La piccola per un’ora e mezza ha espresso il suo netto rifiuto a scendere dall’auto
Fallito anche il 4° tentativo di prelievo coatto di una bimba di 7 anni dalla famiglia siracusana ex affidataria preadottiva con cui ha vissuto per 4 anni per ottemperare al ricongiungimento graduale con la madre naturale imposto da una sentenza del Tribunale per i minori di Catania.
Per questa mattina nuova convocazione ai Servizi sociali del Comune di Siracusa per procedere ma, anche in quest’occasione, come nelle tre precedenti, la piccola si è rifiutata di scendere dall’auto.

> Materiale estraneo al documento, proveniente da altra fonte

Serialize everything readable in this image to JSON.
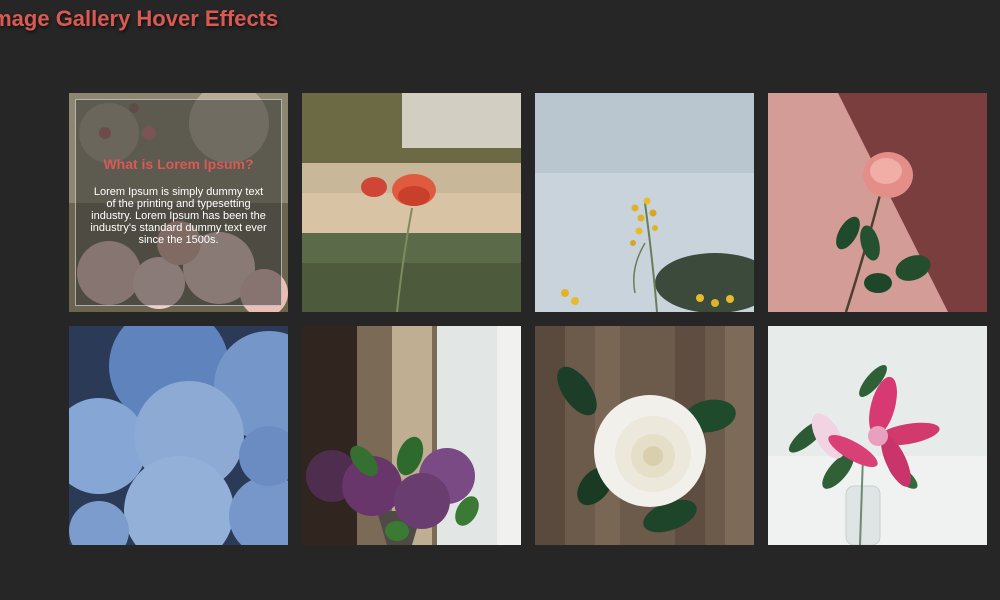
{
  "header": {
    "title": "Image Gallery Hover Effects"
  },
  "hover_card": {
    "heading": "What is Lorem Ipsum?",
    "body": "Lorem Ipsum is simply dummy text of the printing and typesetting industry. Lorem Ipsum has been the industry's standard dummy text ever since the 1500s."
  },
  "colors": {
    "background": "#262626",
    "accent": "#d85a53"
  },
  "gallery": [
    {
      "subject": "pink roses"
    },
    {
      "subject": "red poppy in field"
    },
    {
      "subject": "yellow wildflowers against sky"
    },
    {
      "subject": "pink rose on mauve wall"
    },
    {
      "subject": "blue hydrangeas"
    },
    {
      "subject": "purple lilac bouquet by window"
    },
    {
      "subject": "white rose on wood"
    },
    {
      "subject": "pink lily in glass vase"
    }
  ]
}
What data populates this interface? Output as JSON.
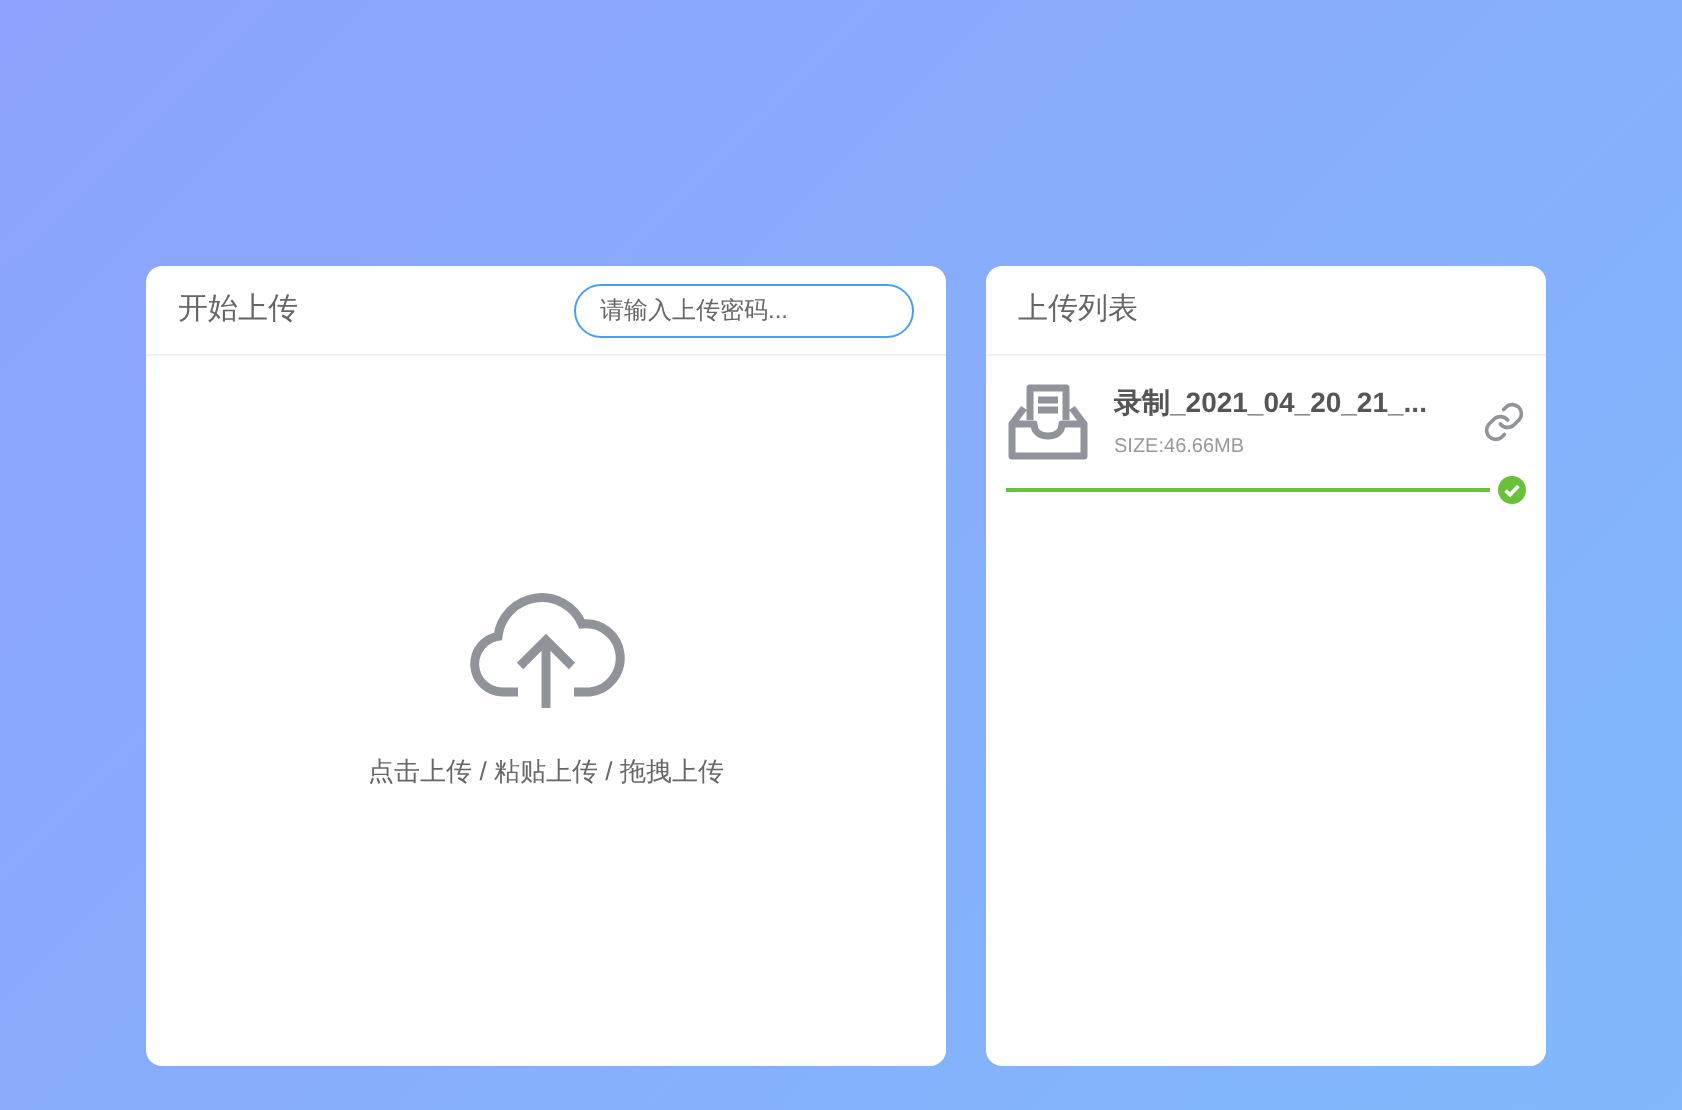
{
  "upload_panel": {
    "title": "开始上传",
    "password_field": {
      "placeholder": "请输入上传密码..."
    },
    "hint": "点击上传 / 粘贴上传 / 拖拽上传"
  },
  "list_panel": {
    "title": "上传列表",
    "files": [
      {
        "name": "录制_2021_04_20_21_...",
        "size": "SIZE:46.66MB",
        "level": 1,
        "done": true
      }
    ]
  }
}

L’auto è stata fatta parcheggiare davanti all’ingresso e il cancello esterno è stato chiuso per impedire accessi non autorizzati con poliziotti a vigilare.
Nella vettura c’era anche il borsone con la sua biancheria così come indicato nell’ordinanza notificata agli ex affidatari.
A nulla sono valse le loro parole nel tentativo di convincerla a scendere: ad ogni tentativo, la bambina, a gran voce e per un’ora e mezza, ha espresso il suo fermo diniego e la sua volontà di tornare a casa.
Alla fine, sotto gli occhi di agenti della Municipale e della Polizia di Stato, la dirigente dei Servizi sociali, ha desistito, rimnadando tutti a casa.
Sul caso sono già state presentate interrogazioni alla Camera e interpellanze alla Regione.